A mão direita estendida, os dentes escondidos num sorriso discreto da boca miúda e a expressão de simpatia não revelam o transtorno que a pobre coitada passa todos os dias. Digo pobre porque as próximas cenas são vazias de entusiasmo; e coitada porque ninguém merece se manter de pé e com os olhos abertos 24 horas por dia na entrada deste plenário.
Poderia até ser um clichê de “ah, se ela falasse”, mas a última coisa que sairia dela seria fofoca; tudo é explícito e público. Optaria por gritos de raiva. E, ok, para não ser tão radical, vamos dizer que ela poderia cantar. Quem sabe Beatles? Help.

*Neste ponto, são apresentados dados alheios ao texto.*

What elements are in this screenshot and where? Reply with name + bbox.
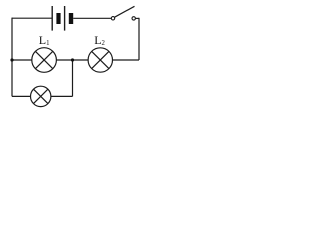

Aquela que representa o Senhor Diretas, o poeta, o deputado que peitou o regime militar, deveria estar na lista oficial de servidores do parlamento, com auxílio à insalubridade e um bônus de sei lá o quê. Arranjem algo, ela merece.
Afinal, ela já viu brasileiro erguendo bandeira americana com orgulho, quem usa a voz a serviço do medo falando em censura, o sentido de direitos humanos virando de ponta-cabeça feito ginasta olímpica e, se prepara que lá vem: infame sendo vangloriado, aplaudido e por pouco não tendo as botas lambidas ao vivo — alguém por favor tira essa cena da minha cabeça.
Querida estátua do Seu Ulysses, perdão não ter direcionado a mensagem desde o início a você. Mas é que antes era preciso detalhar um pouco do sofrimento que a vejo passar e a vida, ainda que inanimada, sendo mais difícil do que conjugar o verbo tumulto.
Se bem que tumulto sempre fez parte da trajetória daquele que você encarna em pedra. Afinal, ninguém espera só calmaria após propor anti-candidatura contra quem governava com boina, farda e sangue.
Se observar direito dá para entender o motivo de estar recolhida num cantinho, deve ser vergonha de alguns colegas dos tempos modernos. Falta de disciplina e hierarquia? Ah não, melhor não falar nisso que dá gatilho. Desculpa, nada de gatilho porque lembra a arma, e lá tem uma bancada bala no tema. Nada de arma e bala porque me vem logo à cabeça indicador para frente e polegar erguido. Traumas, né.
Aqui tudo afirmo de pé junto, mas com os dedos cruzados, claro, porque não tá dando para confiar nem em escultura. Vai que cai em cima de mim e depois ainda me acusa de impedir a liberdade de esmagar os outros.
Mas chega de baixo astral, são um metro e oitenta e cento e dez quilos de imponência. Você tem história, tem sentido, tem nome. É muito mais mais do que só uma imagem, um peso em cima do tapete verde com o olhar distante como quem procura espaço para fuga, sair desse local sem luz natural e cair numa praia, pegar um pouco de sol, embora o bronze esteja super em dia.
Continua com esse queixo erguido e a carequinha apontada ao teto. Tenha esperança, tenha fé, coragem e tudo mais que um bom coach diria. Vamos pensar no seu mindset, quem sabe não seja a grande questão. Ressignificar para sobreviver. A mesma mão que serve para hi-five também pode ser um grande aviso de “parem”.
Nota ao leitor: A estátua em homenagem a Ulysses Guimarães foi inaugurada na Câmara dos Deputados em 7 de outubro de 2019. Ulysses foi deputado federal por dez mandatos e presidiu o Congresso constituinte em 1988. Foi um árduo defensor da democracia e da constituição.